Зелинский обиженно покосился на нее, но все же рассказ продолжил:
– Их интересовало, где я находился двенадцатого июля в первой половине дня. Но я уже говорил их сотруднику, что был в библиотеке, – качая по-гусиному вниз-вверх шеей, рассказывал Зелинский. – А они говорят, сколько времени вы там провели? А я откуда помню? Ну, до обеда, наверное, до двух, или, может, чуть дольше. Я в кафе не хожу, ем у себя в кабинете. Мне мама бутерброды делает, салат в баночке, термос с собой дает, потому что в кафе дорого и невкусно, – поведал Варе историю о трогательной материнской заботе Андрей Валентинович, но мог бы и не пояснять, и так все понятно. – И потом, вы же понимаете, Варя, как человек несколько образованный, занимавшийся научной деятельностью, что невозможно сидеть все время за столом. Я выходил, рылся в картотеке, брал с полки справочную литературу, выходил курить, наконец. Можно я закурю? – тут же спросил он жалобно. – Меня это успокаивает.

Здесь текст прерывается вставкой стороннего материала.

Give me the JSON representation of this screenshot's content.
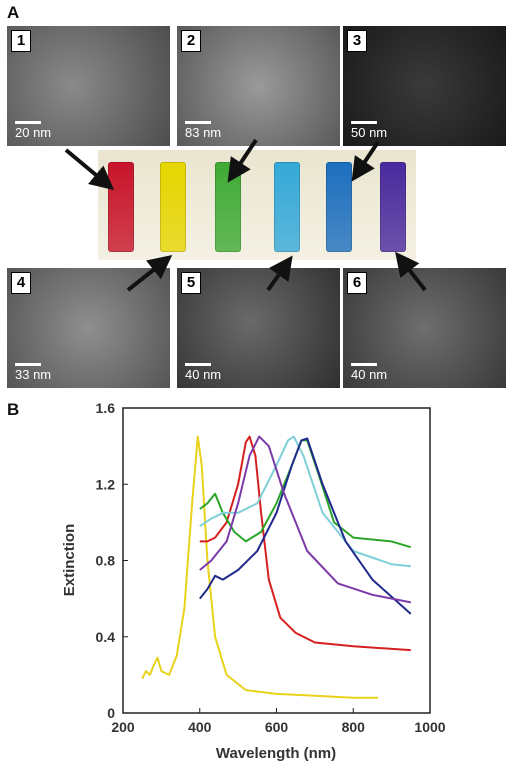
{
  "panel_a_label": "A",
  "panel_b_label": "B",
  "micrographs": [
    {
      "number": "1",
      "scale": "20 nm"
    },
    {
      "number": "2",
      "scale": "83 nm"
    },
    {
      "number": "3",
      "scale": "50 nm"
    },
    {
      "number": "4",
      "scale": "33 nm"
    },
    {
      "number": "5",
      "scale": "40 nm"
    },
    {
      "number": "6",
      "scale": "40 nm"
    }
  ],
  "vial_colors": [
    "#c8142a",
    "#e6d600",
    "#3faa35",
    "#35a9d9",
    "#1d6fbf",
    "#4a2a9e"
  ],
  "chart_data": {
    "type": "line",
    "xlabel": "Wavelength (nm)",
    "ylabel": "Extinction",
    "xlim": [
      200,
      1000
    ],
    "ylim": [
      0,
      1.6
    ],
    "x_ticks": [
      "200",
      "400",
      "600",
      "800",
      "1000"
    ],
    "y_ticks": [
      "0",
      "0.4",
      "0.8",
      "1.2",
      "1.6"
    ],
    "grid": false,
    "series": [
      {
        "color": "#e8d21a",
        "points": [
          [
            250,
            0.18
          ],
          [
            260,
            0.22
          ],
          [
            270,
            0.2
          ],
          [
            280,
            0.25
          ],
          [
            290,
            0.29
          ],
          [
            300,
            0.22
          ],
          [
            320,
            0.2
          ],
          [
            340,
            0.3
          ],
          [
            360,
            0.55
          ],
          [
            380,
            1.1
          ],
          [
            395,
            1.45
          ],
          [
            405,
            1.3
          ],
          [
            420,
            0.8
          ],
          [
            440,
            0.4
          ],
          [
            470,
            0.2
          ],
          [
            520,
            0.12
          ],
          [
            600,
            0.1
          ],
          [
            700,
            0.09
          ],
          [
            800,
            0.08
          ],
          [
            865,
            0.08
          ]
        ]
      },
      {
        "color": "#d62020",
        "points": [
          [
            400,
            0.9
          ],
          [
            420,
            0.9
          ],
          [
            440,
            0.92
          ],
          [
            470,
            1.0
          ],
          [
            500,
            1.2
          ],
          [
            520,
            1.42
          ],
          [
            530,
            1.45
          ],
          [
            545,
            1.35
          ],
          [
            560,
            1.05
          ],
          [
            580,
            0.7
          ],
          [
            610,
            0.5
          ],
          [
            650,
            0.42
          ],
          [
            700,
            0.37
          ],
          [
            800,
            0.35
          ],
          [
            950,
            0.33
          ]
        ]
      },
      {
        "color": "#2aa52a",
        "points": [
          [
            400,
            1.07
          ],
          [
            420,
            1.1
          ],
          [
            440,
            1.15
          ],
          [
            460,
            1.05
          ],
          [
            490,
            0.95
          ],
          [
            520,
            0.9
          ],
          [
            560,
            0.95
          ],
          [
            600,
            1.1
          ],
          [
            640,
            1.3
          ],
          [
            665,
            1.43
          ],
          [
            680,
            1.43
          ],
          [
            710,
            1.25
          ],
          [
            750,
            1.0
          ],
          [
            800,
            0.92
          ],
          [
            900,
            0.9
          ],
          [
            950,
            0.87
          ]
        ]
      },
      {
        "color": "#7ecfd8",
        "points": [
          [
            400,
            0.98
          ],
          [
            430,
            1.02
          ],
          [
            460,
            1.05
          ],
          [
            500,
            1.05
          ],
          [
            550,
            1.1
          ],
          [
            600,
            1.3
          ],
          [
            630,
            1.43
          ],
          [
            645,
            1.45
          ],
          [
            670,
            1.35
          ],
          [
            720,
            1.05
          ],
          [
            800,
            0.85
          ],
          [
            900,
            0.78
          ],
          [
            950,
            0.77
          ]
        ]
      },
      {
        "color": "#202a8a",
        "points": [
          [
            400,
            0.6
          ],
          [
            420,
            0.65
          ],
          [
            440,
            0.72
          ],
          [
            460,
            0.7
          ],
          [
            500,
            0.75
          ],
          [
            550,
            0.85
          ],
          [
            600,
            1.05
          ],
          [
            640,
            1.3
          ],
          [
            665,
            1.43
          ],
          [
            680,
            1.44
          ],
          [
            720,
            1.2
          ],
          [
            780,
            0.9
          ],
          [
            850,
            0.7
          ],
          [
            950,
            0.52
          ]
        ]
      },
      {
        "color": "#7b3aa8",
        "points": [
          [
            400,
            0.75
          ],
          [
            430,
            0.8
          ],
          [
            470,
            0.9
          ],
          [
            500,
            1.1
          ],
          [
            530,
            1.35
          ],
          [
            555,
            1.45
          ],
          [
            580,
            1.4
          ],
          [
            620,
            1.15
          ],
          [
            680,
            0.85
          ],
          [
            760,
            0.68
          ],
          [
            850,
            0.62
          ],
          [
            950,
            0.58
          ]
        ]
      }
    ]
  }
}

– Разумеется, – позволила Варя, желающая только одного – чтобы он уже наконец рассказывал и не отвлекался.
– А они говорят, что я мог бы при желании доехать до дома этого убитого типа, Томашевича, и совершить преступление.
– Что за глупость?! – искренне возмутилась Варя.
– Вот и я говорю, – обрадованно кивнул Зелинский. – Да я даже понятия не имею, где он живет! И потом, как бы я попал в его квартиру? Зачем?
– Ну, а они что? – с сочувствием глядя на Зелинского, спросила Варя.
– Они задавали по кругу одни и те же вопросы. Только один из них это делал зло и грубо, а второй вежливо и спокойно, а третий вроде как их обоих поправлял. Было гадко и понятно, что они просто надо мной издевались, но говорить все равно было приятнее с вежливым. А потом мне стало плохо, – краснея, проговорил Зелинский, – и меня отпустили.
Ясно, довели человека до приступа эпилепсии, сердито подумала Варя.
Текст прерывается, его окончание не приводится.